"Dime de qué presumes y te dirá de qué careces", señala el dicho popular. El virus coronado que nos acorrala está mostrando nuestra absoluta debilidad, nuestra fragilidad.

Más de un mes encerrados en nuestros hogares, manteniéndonos a distancia de familiares, amigos y compañeros, destruidos cientos de millones de trabajos en todo el mundo, asustados y llenos de miedo, seguimos sufriendo el ataque del más ¿inocente? de los seres vivos. En este planeta con gobiernos de bravucones como Donald Trump, Vladimir Putin, Rodrigo Duterte, Jair Bolsonaro, Nicolás Maduro, Boris Johnson, Víktor Orbán€ hasta el "desaparecido" Daniel Ortega, o políticos como el diputado Francisco Javier Ortega SmithMolina, un diminuto virus, quizá el más mínimo organismo vivo, nos está poniendo contra las cuerdas.

Y no ha salido de un gran despacho, de un ampuloso palacio o un depósito de misiles. Ha emergido en un recóndito lugar chino cuyo nombre no había oído ni el 99 por ciento de los habitantes de la Tierra. Tampoco parece que tuviese muchos seguidores, ni "células durmientes", arsenal secreto. Él mismo es más peligroso que las buscadas por George Bush y otros dirigentes occidentales "armas de destrucción masiva". Y si no se encuentra pronto un antídoto, puede originar un verdadero cambio en la Naturaleza. Ha demostrado que somos increíblemente vulnerables. Y que imaginamos enemigos exteriores cuando el atacante puede estar dentro. Todo indica que la guerra de las galaxias está lejos y que debemos enfocar la investigación hacia nuestra propia naturaleza. Ha levantado la incertidumbre de nuestro inmediato futuro. Si podemos seguir así, si debemos continuar en esta situación dudosa. Y produce una desconfianza que pone en cuestión convicciones políticas, económicas, sociales, ideológicas, vitales. Los ciudadanos confinados discurrimos, cavilamos, pensamos. Y podemos sacar deducciones que nos inclinen a cambiar el sentido de nuestras trayectorias.
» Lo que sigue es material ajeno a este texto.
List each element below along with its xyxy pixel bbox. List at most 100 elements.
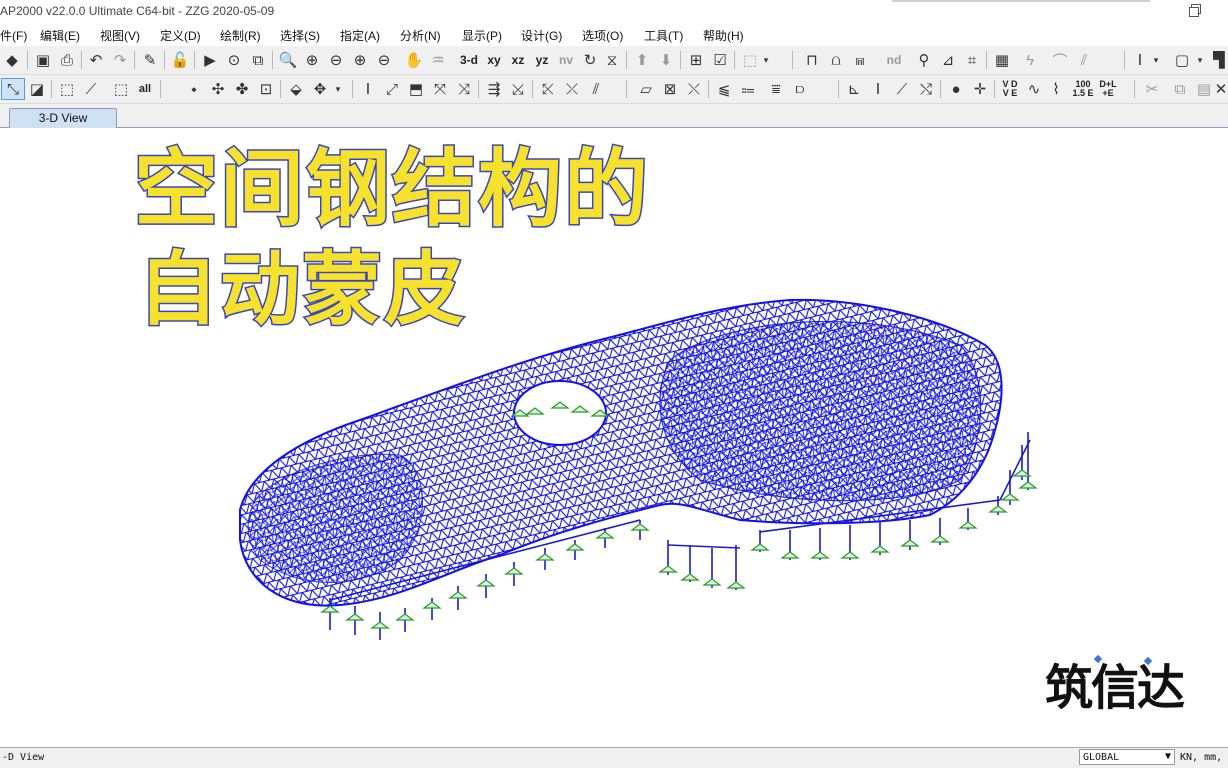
menu-design[interactable]: 设计(G) [521, 27, 562, 44]
dropdown-arrow-icon[interactable]: ▾ [1194, 50, 1206, 70]
dropdown-arrow-icon[interactable]: ▾ [760, 50, 772, 70]
copy-icon[interactable]: ⧉ [1170, 79, 1190, 99]
paste-icon[interactable]: ▤ [1194, 79, 1214, 99]
move-up-icon[interactable]: ⬆ [632, 50, 652, 70]
vd-ve-button[interactable]: V DV E [1000, 79, 1020, 99]
area-wind-icon[interactable]: ⩸ [766, 79, 786, 99]
menu-view[interactable]: 视图(V) [100, 27, 140, 44]
run-icon[interactable]: ▶ [200, 50, 220, 70]
reshape-icon[interactable]: ◪ [27, 79, 47, 99]
joint-spring-icon[interactable]: ✣ [208, 79, 228, 99]
stress-display-icon[interactable]: ⊿ [938, 50, 958, 70]
menu-define[interactable]: 定义(D) [160, 27, 201, 44]
area-load-icon[interactable]: ▱ [636, 79, 656, 99]
joint-load-icon[interactable]: ⬙ [286, 79, 306, 99]
combo-100-button[interactable]: 100 1.5 E [1070, 79, 1096, 99]
frame-icon[interactable]: ⊓ [802, 50, 822, 70]
solid-icon[interactable]: ⤭ [916, 79, 936, 99]
restore-window-icon[interactable] [1188, 3, 1202, 17]
move-joint-icon[interactable]: ✛ [970, 79, 990, 99]
delete-icon[interactable]: ✕ [1214, 79, 1228, 99]
walk-icon[interactable]: ♒ [428, 50, 448, 70]
menu-edit[interactable]: 编辑(E) [40, 27, 80, 44]
layout-icon[interactable]: ▜ [1210, 50, 1228, 70]
model-canvas[interactable]: 空间钢结构的 自动蒙皮 筑信达 [0, 128, 1228, 747]
menu-tools[interactable]: 工具(T) [644, 27, 683, 44]
frame-temperature-icon[interactable]: ⤩ [508, 79, 528, 99]
frame-offset-icon[interactable]: ⬒ [406, 79, 426, 99]
select-pointer-icon[interactable]: ⤡ [1, 78, 25, 100]
redo-icon[interactable]: ↷ [110, 50, 130, 70]
menu-options[interactable]: 选项(O) [582, 27, 623, 44]
save-icon[interactable]: ▣ [33, 50, 53, 70]
select-window-icon[interactable]: ⬚ [57, 79, 77, 99]
coord-system-select[interactable]: GLOBAL ▼ [1079, 749, 1175, 765]
previous-selection-icon[interactable]: ⬚ [111, 79, 131, 99]
run-analysis-icon[interactable]: ⊙ [224, 50, 244, 70]
move-down-icon[interactable]: ⬇ [656, 50, 676, 70]
show-undeformed-icon[interactable]: ⊞ [686, 50, 706, 70]
print-icon[interactable]: ⎙ [57, 50, 77, 70]
frame-output-station-icon[interactable]: ⤧ [430, 79, 450, 99]
cable-icon[interactable]: ⟋ [892, 79, 912, 99]
select-all-button[interactable]: all [135, 79, 155, 99]
area-pressure-icon[interactable]: ⫹ [714, 79, 734, 99]
frame-load-icon[interactable]: ⇶ [484, 79, 504, 99]
joint-constraint-icon[interactable]: ✤ [232, 79, 252, 99]
lightning-icon[interactable]: ϟ [1020, 50, 1040, 70]
virtual-work-icon[interactable]: ⌗ [962, 50, 982, 70]
zoom-window-icon[interactable]: 🔍 [278, 50, 298, 70]
zoom-full-icon[interactable]: ⊕ [302, 50, 322, 70]
view-yz-button[interactable]: yz [532, 50, 552, 70]
function-plot-icon[interactable]: ⌒ [1050, 50, 1070, 70]
mass-source-icon[interactable]: ● [946, 79, 966, 99]
joint-mass-icon[interactable]: ⊡ [256, 79, 276, 99]
area-local-axes-icon[interactable]: ⫽ [586, 79, 606, 99]
pan-hand-icon[interactable]: ✋ [404, 50, 424, 70]
zoom-in-icon[interactable]: ⊕ [350, 50, 370, 70]
zoom-previous-icon[interactable]: ⊖ [326, 50, 346, 70]
menu-file[interactable]: 件(F) [0, 27, 27, 44]
i-section-icon[interactable]: Ⅰ [1130, 50, 1150, 70]
dropdown-arrow-icon[interactable]: ▾ [332, 79, 344, 99]
undo-icon[interactable]: ↶ [86, 50, 106, 70]
dropdown-arrow-icon[interactable]: ▾ [1150, 50, 1162, 70]
deformed-shape-icon[interactable]: ⩍ [826, 50, 846, 70]
area-stiffness-icon[interactable]: ⤫ [562, 79, 582, 99]
menu-display[interactable]: 显示(P) [462, 27, 502, 44]
area-strain-icon[interactable]: ⫐ [790, 79, 810, 99]
area-temperature-icon[interactable]: ⩴ [738, 79, 758, 99]
joint-restraint-icon[interactable]: ⬩ [184, 79, 204, 99]
nd-button[interactable]: nd [884, 50, 904, 70]
tab-3d-view[interactable]: 3-D View [9, 108, 117, 128]
time-history-icon[interactable]: ⌇ [1046, 79, 1066, 99]
menu-draw[interactable]: 绘制(R) [220, 27, 261, 44]
lock-icon[interactable]: 🔓 [170, 50, 190, 70]
rotate-icon[interactable]: ↻ [580, 50, 600, 70]
mode-shape-icon[interactable]: ⩎ [850, 50, 870, 70]
property-icon[interactable]: ▢ [1172, 50, 1192, 70]
frame-local-axes-icon[interactable]: ⤨ [454, 79, 474, 99]
zoom-out-icon[interactable]: ⊖ [374, 50, 394, 70]
view-nv-button[interactable]: nv [556, 50, 576, 70]
area-gravity-icon[interactable]: ⤬ [684, 79, 704, 99]
menu-help[interactable]: 帮助(H) [703, 27, 744, 44]
frame-section-icon[interactable]: Ⅰ [358, 79, 378, 99]
menu-analyze[interactable]: 分析(N) [400, 27, 441, 44]
intersect-line-icon[interactable]: ⟋ [81, 79, 101, 99]
section-cut-icon[interactable]: ⫽ [1074, 50, 1094, 70]
display-options-icon[interactable]: ⬚ [740, 50, 760, 70]
pencil-icon[interactable]: ✎ [140, 50, 160, 70]
area-section-icon[interactable]: ⤪ [538, 79, 558, 99]
tag-icon[interactable]: ◆ [2, 50, 22, 70]
frame-release-icon[interactable]: ⤢ [382, 79, 402, 99]
area-uniform-load-icon[interactable]: ⊠ [660, 79, 680, 99]
view-3d-button[interactable]: 3-d [458, 50, 480, 70]
link-icon[interactable]: ⊾ [844, 79, 864, 99]
menu-assign[interactable]: 指定(A) [340, 27, 380, 44]
title-search-box[interactable] [892, 0, 1150, 2]
force-display-icon[interactable]: ⚲ [914, 50, 934, 70]
perspective-icon[interactable]: ⧖ [602, 50, 622, 70]
view-xz-button[interactable]: xz [508, 50, 528, 70]
view-xy-button[interactable]: xy [484, 50, 504, 70]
Fuera de demagogias, de seguimientos, de sentimientos, los sufrientes domiciliados vamos, tras semanas sin salir de casa, dándole vueltas a la cabeza, dándonos cuenta de que dependemos de muchas circunstancias ajenas a nuestra voluntad, a nuestro imaginario, al sentido de la vida, a nuestra dirección vital.

Quizá este mal virus nos haga cambiar, nos haga más solidarios, haga que nos impliquemos más en la vida que tenemos alrededor. Que la previsible visión de que sea contaminante el que nos cruzamos en el camino, tras la desconfinación, nos haga comprender que ha sido víctima como nosotros de una peligrosa enfermedad. Una enfermedad letal que no distingue ideologías, clases sociales, creencias, sexos, que las escasas diferencias entre las personas es la constitución personal y algunas otras características somáticas. Somos tan débiles, tan frágiles, que a pesar de la extensión de la muerte por todo el orbe, seguimos discutiendo sobre sistemas sanitarios, sobre medidas y aportaciones para combatir el mal en vez de aunar fuerzas, científicas, económicas y políticas para conseguir erradicar el invisible microorganismo que demuestra nuestras carencias y nuestro desequilibrio respecto a la Naturaleza.

Será un panorama más "limpio" que el que mostraban las terribles imágenes filmadas por Javier Aguirresarobe para la película "The road" (La carretera) con la que compitió en los Oscar John Hillcoat hace diez años. Pero es de esperar que la prueba a la que nos somete el COVID-19 tenga otra salida que la presentada por Luis Buñuel hace casi sesenta años en "El ángel exterminador". Otro español exiliado en México, Santiago Genovés, organizador de la travesía de la balsa Acali, estudió el comportamiento humano en situación límite durante los 101 que duró el viaje transoceánico entre Canarias y la costa americana. El experimento parecía ya olvidado, así como la doble salida de la fiesta relatada por el cineasta surrealista. Aunque este coronavirus muestra hoy nuestra absurda prepotencia frente al planeta. Y anuncia una catarsis emocional. ¡Qué fragilidad!